Deploying Code. Yes, to Production

Why would you want to have to deploy other people’s code?! Do you really provide any value in that activity? If the deployment doesn’t go well, you’re launching another game of “Telephone”.
What if you make it easy for them to do it? Empower them with trust and tooling, making it easy to do the right thing! Give them tooling to see that the deploy succeeded! Logs are a start, but Metrics Dashboards that show changes in performance conditions and error rates will make it plain to see if a deployment was successful!

This Freedom doesn’t come free. Providing tooling doesn’t absolve the development teams of the need to communicate; in fact, it’s likely that they’ll have to communicate more. They will need to be watching those dashboards and logs to see for themselves the success of every deploy. They will also be more readily on-hand to help triage the inevitable instances when it doesn’t go swimmingly.

Us

I say “They” in this article a lot. And that is because, by default, most organizations that I have been a part of or heard stories of have had a strong component of “Us-Versus-Them.” It’s only natural for there to be an “Us” and a “Them”, but thinking in those terms should be a very short-term use of the language. Strive for the goal of a “We” in your interactions at work, and reinforce that language wherever possible. While it may not be My job to do “foo”, it is Our job to ensure the team and company is successful.

While that may sounds like some happy-go-lucky, tree-hugging, pop-psychological nonsense (and it is…:), the goal here is to get you, the beleaguered SysAdmin the help that you need, in order to improve the capabilites of the business.

Coda

There is so much more to this topic, particularly the shift away from a Systems team supporting a bunch of Project teams to a series of largely self-sustaining Product teams, but that will have to wait for another day.

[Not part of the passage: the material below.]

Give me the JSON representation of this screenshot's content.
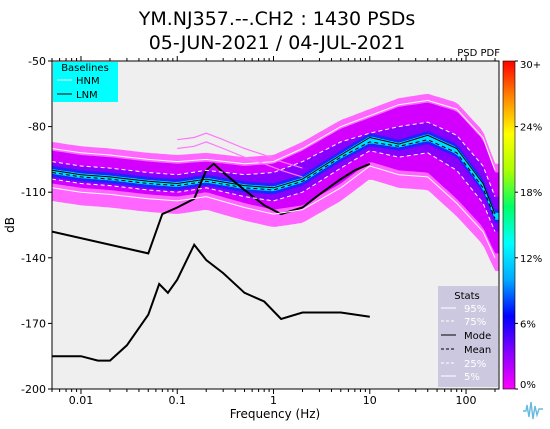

The psychological damage done to SysAdmins by their peers can make us bitter and cynical. I encourage my people to try to see that “They” aren’t trying to make life difficult for you, but it’s very likely that Authority and Responsibility are misaligned. I likewise encourage my people to take steps to make their lives better. A ship’s course is changed in small degrees over time.

When someone says “DevOps Doesn’t Work”, they’re absolutely correct. DevOps is a concept, a philosophy, a professional movement based in trust and collaboration among teams, to align them to business needs. A concept doesn’t do work, and a philosophy does not meet goals - people do. I encourage you to seek out ways of working better with your fellow people.

Gratitude

I’d like to thank my friends for listening to me rant, and my editor Shaun Mouton for their help bringing this article together. I’d also like to thank the SysAdvent team for putting in the effort that keeps this fun tradition going.

Contact Me

If you wish to discuss with me further, please feel free to reach out to me. I am gwaldo on Twitter and Gmail/Hangouts, and seldom refuse hugs (or offers of beverage and company) at conferences. Death Threats and unpleasantness beyond the realm of constructive Criticism may be sent to:
Waldo
c/o FBI Headquarters 
935 Pennsylvania Avenue, NW
Washington, D.C.
20535-0001

4 comments :

ron said...

Fascinating stuff, thanks

Ben C said...

This should be required reading for every sysadmin. I've been writing and editing for SysAdvent since 2009 and this may be the best article that's ever been published here.

Waldo said...

Thank you, folks! I appreciate it!

skinp said...

Great content, thank you. Deserves a place in my *read once a year* list.